The RBI’s monetary policy committee meeting from October 7 to 9 was watched closely by all those concerned about the country’s economy and also by borrowers. After the US Fed rate cut, all eyes are on the RBI MPC meeting whether it will follow the path shown by the Fed by starting the rate cut cycle or continue to maintain the status quo on both the policy rates and stance. While the recent US Fed cut would have prompted the RBI to follow suit, the fact is that the global economy is facing considerable uncertainty because of the ongoing geopolitical tensions. Amid geo-political uncertainties, the six-member MPC analysed the state of the economy amid tensions in the Middle East. It was a tightrope walk for the RBI and it is, therefore, laudable that it decided to hold on to the current repo rate for now, until these pressures ease.

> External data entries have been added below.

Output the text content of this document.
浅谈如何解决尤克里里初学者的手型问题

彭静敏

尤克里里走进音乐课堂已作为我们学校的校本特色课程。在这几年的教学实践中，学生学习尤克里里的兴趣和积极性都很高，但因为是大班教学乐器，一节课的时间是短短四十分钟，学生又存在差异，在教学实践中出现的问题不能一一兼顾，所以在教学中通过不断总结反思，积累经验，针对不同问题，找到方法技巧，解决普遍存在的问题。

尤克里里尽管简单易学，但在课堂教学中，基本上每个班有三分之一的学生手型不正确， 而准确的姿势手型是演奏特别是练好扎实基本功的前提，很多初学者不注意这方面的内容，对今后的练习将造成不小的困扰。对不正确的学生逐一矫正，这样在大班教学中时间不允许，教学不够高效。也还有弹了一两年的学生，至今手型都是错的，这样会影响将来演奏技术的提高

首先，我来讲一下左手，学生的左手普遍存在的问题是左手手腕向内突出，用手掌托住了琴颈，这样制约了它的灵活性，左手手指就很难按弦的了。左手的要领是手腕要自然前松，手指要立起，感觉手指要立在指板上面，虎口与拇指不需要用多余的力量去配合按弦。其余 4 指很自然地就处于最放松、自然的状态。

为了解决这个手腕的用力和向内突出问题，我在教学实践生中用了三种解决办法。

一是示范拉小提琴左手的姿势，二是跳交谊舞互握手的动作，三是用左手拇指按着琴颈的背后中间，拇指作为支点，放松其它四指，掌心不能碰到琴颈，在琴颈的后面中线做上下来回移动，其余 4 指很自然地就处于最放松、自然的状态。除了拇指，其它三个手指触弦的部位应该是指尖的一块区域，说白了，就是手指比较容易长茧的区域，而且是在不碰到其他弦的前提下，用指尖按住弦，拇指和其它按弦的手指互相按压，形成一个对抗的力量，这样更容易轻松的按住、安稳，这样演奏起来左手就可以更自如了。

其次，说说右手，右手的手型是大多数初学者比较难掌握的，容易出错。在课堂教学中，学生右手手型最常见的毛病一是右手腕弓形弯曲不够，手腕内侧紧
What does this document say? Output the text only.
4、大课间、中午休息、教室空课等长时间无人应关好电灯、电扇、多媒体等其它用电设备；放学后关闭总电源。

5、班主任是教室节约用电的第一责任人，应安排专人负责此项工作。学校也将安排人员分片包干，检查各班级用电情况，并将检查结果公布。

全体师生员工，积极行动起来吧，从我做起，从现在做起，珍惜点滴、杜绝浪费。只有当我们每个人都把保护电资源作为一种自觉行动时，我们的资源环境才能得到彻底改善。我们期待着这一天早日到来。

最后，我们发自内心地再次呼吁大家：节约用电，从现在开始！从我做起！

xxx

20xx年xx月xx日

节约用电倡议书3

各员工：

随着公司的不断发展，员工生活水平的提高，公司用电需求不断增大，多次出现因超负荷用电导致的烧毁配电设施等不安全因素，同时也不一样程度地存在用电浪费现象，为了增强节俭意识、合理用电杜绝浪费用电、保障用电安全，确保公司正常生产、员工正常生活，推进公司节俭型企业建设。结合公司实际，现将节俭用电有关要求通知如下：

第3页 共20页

It is likely that the MPC continued to maintain status quo on the policy rates, since it would like to start the rate cut cycle once it gets convinced that CPI inflation has been controlled in a relatively durable way and it will not be vulnerable to the food inflation fluctuations intermittently. Taking into consideration the current domestic growth inflation dynamics and higher near-term inflation projection, the MPC stayed tuned on extended policy rate hold as immediate easing to support growth. Despite elevated interest rates, India’s economic growth has remained resilient, with consumption indicators such as home sales maintaining robust momentum. This sustained growth provides adequate cushioning for the RBI to keep the repo rate at the existing level of 6.5 per cent. For the real estate market, a cut in the repo rate would result in lower interest rates on home loans, which makes EMIs more manageable for borrowers.